More evidence that Thomson Reuters data may be leaking out earlier than it’s meant to

High-frequency traders have a distinct advantage in the way Thomson Reuters distributes its University of Michigan Consumer Sentiment Index, a monthly report compiled by Thomson Reuters and the university. In court documents filed last week, the data provider revealed that it distributes data to “‘ultra-low latency’ subscribers” at 9:54:58 AM ET. That’s a full two seconds before most of its subscribers get access to the data at 9:55:00. Non-subscribers are supposed to get access to the data at 10:00:00 AM ET, but the data is widely shared well before then.

Thomson Reuters came under fire last week for a “minor clock synchronization issue” that caused it to release data on the US ISM manufacturing index to high frequency traders 15 milliseconds early. The data leak led to $28 million in trades, according to trading consultancy Nanex, LLC, partly because the data came in particularly weak.

But where last week’s issue seems to have been a mistake, the two-second lead on the consumer data is not. In fact, it’s inked in the deal between Thomson Reuters and the University of Michigan, according to a copy of their contract obtained by Quartz:

The consumer sentiment index is at the center of a lawsuit between Thomson Reuters and Mark Rosenblum, a former employee who sold financial data for the firm. Rosenblum says that while working at Thomson Reuters he spoke to officials at the FBI about the two-tiered data distribution system, because he believed that giving high-frequency traders a head start might violate insider-trading laws. He was fired on August 3, 2012, and in April, he took the company to court for wrongful dismissal.

In its court filing, Thomson Reuters denies that it fired Rosenblum for bringing up these issues. It also denies his allegation that its practice of giving data to high-speed traders two seconds early gave them a trading advantage, though it doesn’t explain how. The suit is ongoing. Thomson Reuters had not responded to requests for comment by press time.

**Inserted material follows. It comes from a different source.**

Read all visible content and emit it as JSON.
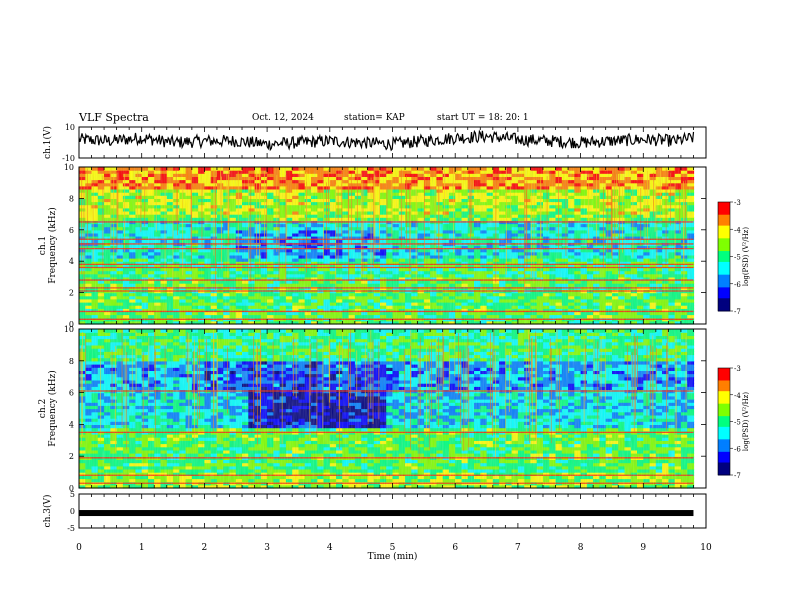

However, there are reasons to suspect that data may have leaked out even earlier than this two-second window. Emails obtained by Quartz show that Thomson Reuters employees who were selling financial information to clients had access to the data well before the official release time—as early as 9:00 a.m. ET, nearly an hour in advance. Rosenblum told Quartz that he believes employees with early access might not always have kept that information to themselves, though he could produce no evidence of it. But a look at trading on the markets backs up that suspicion.

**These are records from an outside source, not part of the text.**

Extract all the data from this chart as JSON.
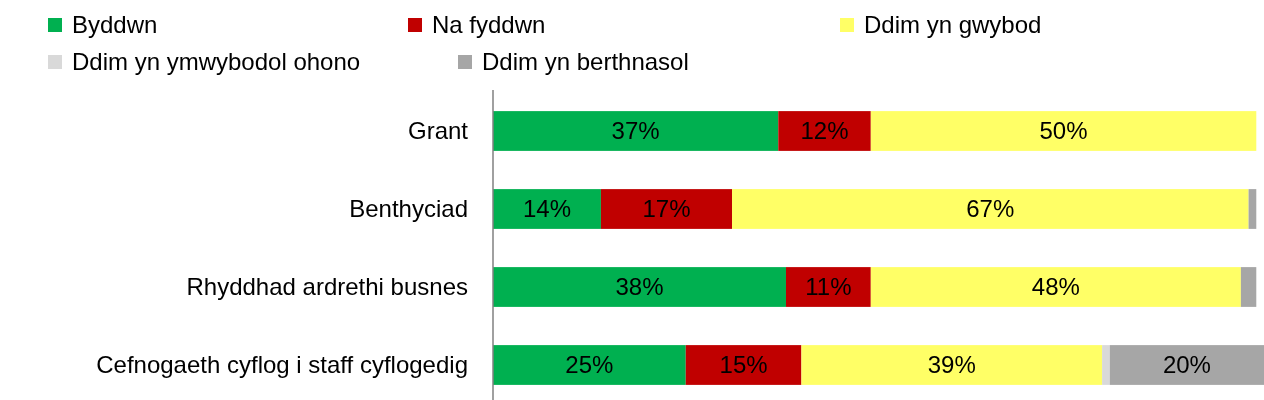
{
  "chart_data": {
    "type": "bar",
    "orientation": "horizontal",
    "stacked": true,
    "categories": [
      "Grant",
      "Benthyciad",
      "Rhyddhad ardrethi busnes",
      "Cefnogaeth cyflog i staff cyflogedig"
    ],
    "series": [
      {
        "name": "Byddwn",
        "color": "#00b050",
        "values": [
          37,
          14,
          38,
          25
        ],
        "value_labels": [
          "37%",
          "14%",
          "38%",
          "25%"
        ]
      },
      {
        "name": "Na fyddwn",
        "color": "#c00000",
        "values": [
          12,
          17,
          11,
          15
        ],
        "value_labels": [
          "12%",
          "17%",
          "11%",
          "15%"
        ]
      },
      {
        "name": "Ddim yn gwybod",
        "color": "#ffff66",
        "values": [
          50,
          67,
          48,
          39
        ],
        "value_labels": [
          "50%",
          "67%",
          "48%",
          "39%"
        ]
      },
      {
        "name": "Ddim yn ymwybodol ohono",
        "color": "#d9d9d9",
        "values": [
          0,
          0,
          0,
          1
        ],
        "value_labels": [
          null,
          null,
          null,
          null
        ]
      },
      {
        "name": "Ddim yn berthnasol",
        "color": "#a6a6a6",
        "values": [
          0,
          1,
          2,
          20
        ],
        "value_labels": [
          null,
          null,
          null,
          "20%"
        ]
      }
    ],
    "xlim": [
      0,
      100
    ],
    "tick_labels": "y",
    "legend": "top"
  }
}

A flurry of trading activity occurred just before the release of the University of Michigan Consumer Sentiment Index on December 7, 2012. Nanex, LLC

Nanex’s founder, Eric Hunsader, took a closer look at University of Michigan consumer confidence data published on December 7, 2012. If everything went according to plan, he explains, markets should have seen a flurry of activity right around or even slightly after 9:54:58. That’s when algorithms would have kicked in and begun trading on the data.

What he actually sees is activity at 9:54:57.18—nearly a full second before the data was supposed to be released. Moreover, the trading took place in Chicago, which would have received the data about six milliseconds after it was published in New York. Hunsader concludes that the weird, early movement likely happened because someone received the data even earlier than they were supposed to.

“I really believe that this was a case where someone knew this [number] early,” Hunsader said in a phone interview. If you had early information, he reasons, “you wouldn’t want to take a position until really close to the release,” both because you’d want to avoid other adverse market moves ahead of the release and because investors cancel orders prior to a release, making it difficult to find someone to trade with. Hence the trading about a full second before the release. “That tells me that someone was getting as close to the trigger point as possible.”

Hunsader added that this wasn’t the only time he’d seen strange trading activity before the University of Michigan Consumer Sentiment release. In particular, the market has been reacting less violently than it should be at release time. “In the past, we had seen a lot of market reaction at 9:54:58—spectacular market reaction—and we haven’t seen that as much [lately],” he said. If data were going out early by more than a few seconds, “[the reaction] would be buried. Once it goes out even 10 seconds early, we wouldn’t see it at all.”

It’s hardly news that data centers and exchanges give out better information and better trading options to subscribers—and some of their most important subscribers happen to be high-frequency trading firms. But this advantage often comes at the expense of most retail and institutional investors. “I guarantee you none of those people have any idea that a handful of people have access to [University of Michigan Consumer Sentiment] data two seconds earlier,” Rosenblum told Quartz. Legal or no, it’s worth reconsidering whether early data distribution gives the biggest and wealthiest firms an advantage.